Devam zorunluluğu

Hayır, bir yerden azaltmaya başlamak, çoktan aza yaklaşmak varken daha fazla saymaya mecâlimiz kalmamalı! Kaybedilmiş odağı kazanmanın tek yolu, kendimizi kendimizden, bizi bizden kaçırmaya devam edecek şeylerden uzaklaşmak…

HEPİMİZ, birbirimize bağlılığımızın bir gereği olarak birbirimiz ile olan bağımızı devam ettiriyoruz.

Geldiğimiz noktada, hele bu devirde öteye geçmek, bağı güçlendirmek de neyin nesi? Allah bugünlerimizi aratmasın! (Âmin.)

Susalım, şimdi işimize bakalım! Sonra daha güzelini düşünürüz…

Herkesin kendine göre bir yoğunluğu var hem, kimseyi rahatsız etmeyelim. (Aslında “kendimizi” demek istiyor ama gel ki diyemiyor.)

Devam ediyoruz ve “Devam!” diyoruz, bu doğru. Zira devam, ifade bakımından her şeyi güçlü kılıp ayakta tutuyor.

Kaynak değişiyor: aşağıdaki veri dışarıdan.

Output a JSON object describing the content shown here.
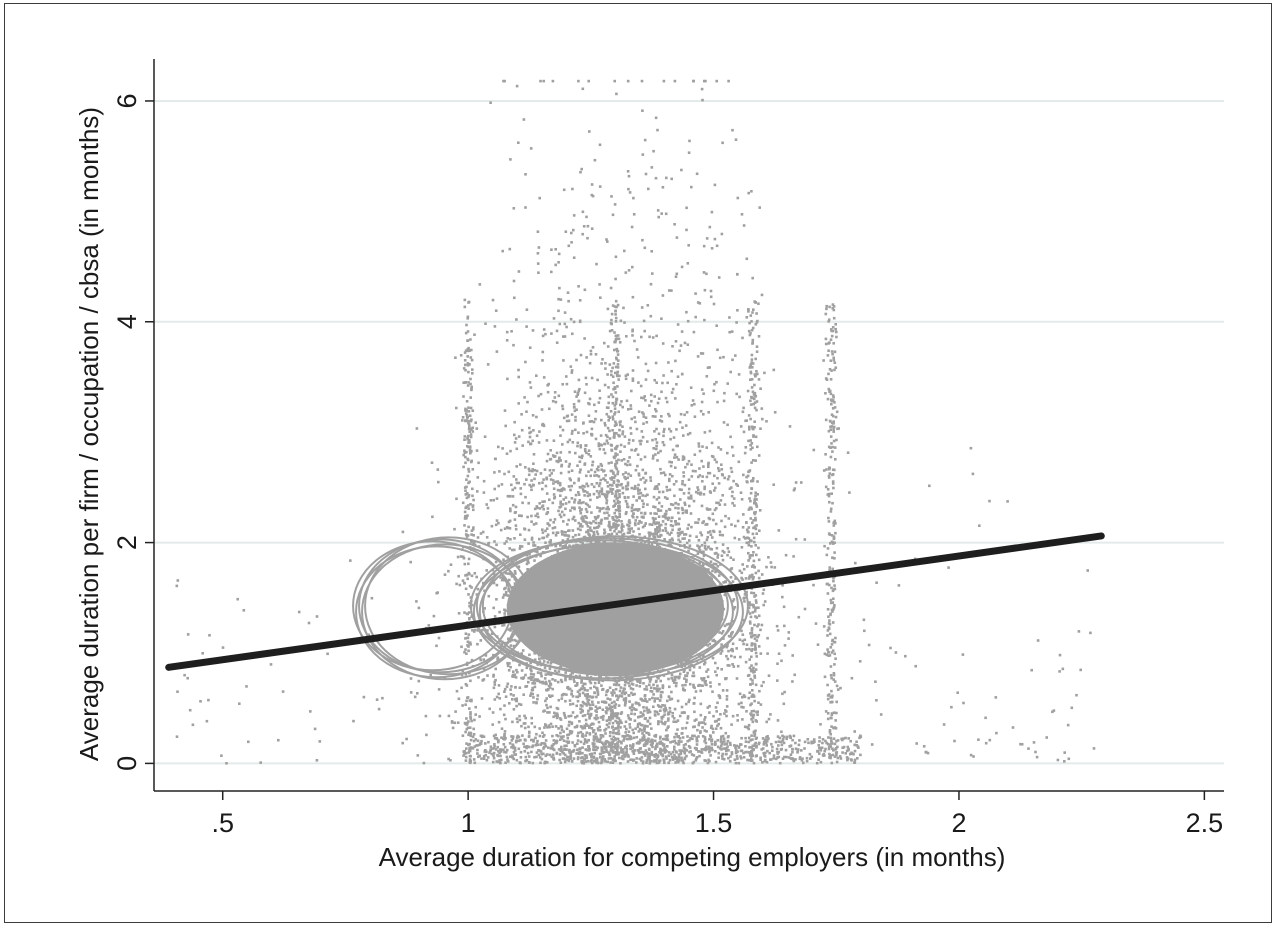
{
  "chart_data": {
    "type": "scatter",
    "title": "",
    "xlabel": "Average duration for competing employers (in months)",
    "ylabel": "Average duration per firm / occupation / cbsa (in months)",
    "xlim": [
      0.36,
      2.54
    ],
    "ylim": [
      -0.25,
      6.38
    ],
    "x_ticks": [
      {
        "value": 0.5,
        "label": ".5"
      },
      {
        "value": 1,
        "label": "1"
      },
      {
        "value": 1.5,
        "label": "1.5"
      },
      {
        "value": 2,
        "label": "2"
      },
      {
        "value": 2.5,
        "label": "2.5"
      }
    ],
    "y_ticks": [
      {
        "value": 0,
        "label": "0"
      },
      {
        "value": 2,
        "label": "2"
      },
      {
        "value": 4,
        "label": "4"
      },
      {
        "value": 6,
        "label": "6"
      }
    ],
    "grid": "horizontal",
    "colors": {
      "points": "#a0a0a0",
      "fit_line": "#1e1e1e",
      "grid": "#e3ebea",
      "axis": "#222222"
    },
    "series": [
      {
        "kind": "scatter",
        "point_count_approx": 40000,
        "x_range": [
          0.4,
          2.29
        ],
        "y_range": [
          0,
          6.18
        ],
        "dense_core": {
          "x_center": 1.3,
          "x_spread": 0.13,
          "y_center": 1.4,
          "y_spread": 0.9
        },
        "vertical_streaks_x": [
          1.0,
          1.3,
          1.58,
          1.74
        ],
        "hollow_markers": [
          {
            "x": 0.96,
            "y": 1.4,
            "rx": 0.17,
            "ry": 0.62
          },
          {
            "x": 1.3,
            "y": 1.4,
            "rx": 0.27,
            "ry": 0.63
          }
        ]
      },
      {
        "kind": "linear_fit",
        "x": [
          0.39,
          2.29
        ],
        "y": [
          0.87,
          2.06
        ]
      }
    ]
  }
}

Zira devam varsa süreklilik var. Daha ne olsun? Herkes işinde gücünde… İyi de azizim, hayat bunun neresinde, biz bunun neresinde?

İşte orada duralım! Belki de “Hâddimizi bilelim”, daha doğru olacak...

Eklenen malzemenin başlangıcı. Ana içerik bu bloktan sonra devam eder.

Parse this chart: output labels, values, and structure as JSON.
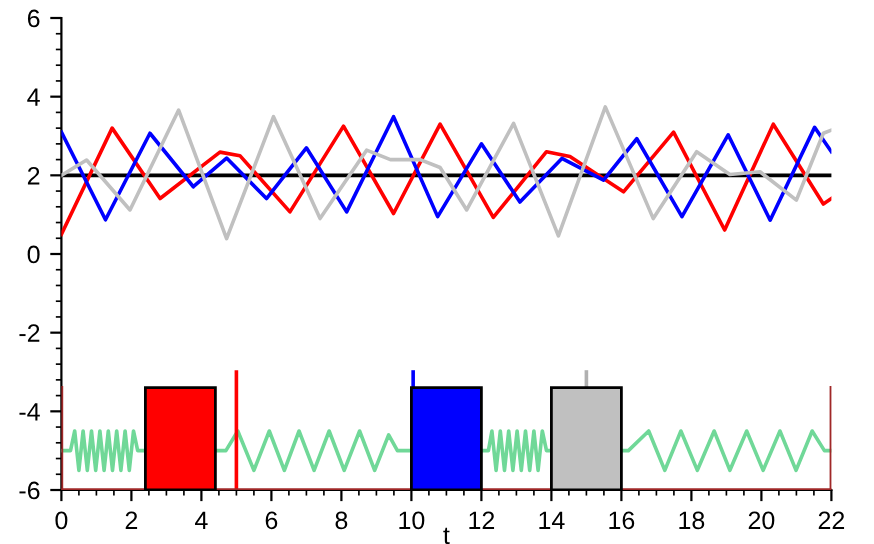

Mevcûdun kim için neyi ifade ettiğini, devamın kime ne atfettiğini/ne ifade ettiğini, odaktan neyi kaçırdığını ve -varsa- diğer sorunları görmezden gelmeye tam da bu noktada başlıyoruz aslında. Kör noktada başlayan söz konusu bu başlangıcın bizi bir devam zorunluluğuna mahkûm ettiğini gün sonunda fark etmek ve buna karşı bir refleks geliştirmek yerine olayların ötesine/zamanın ertesine saklanmak da böylece çoğumuz için daha kolay hâle gelebiliyor.

Yarın olduğunda, erteye başladığımızda ise hedefinden habersizce hedefine kurulmuş yay gibi pürnizam ve kurallı bir şekilde kaldığımız yerden zaman ile olan hikâyemize devam ediyoruz.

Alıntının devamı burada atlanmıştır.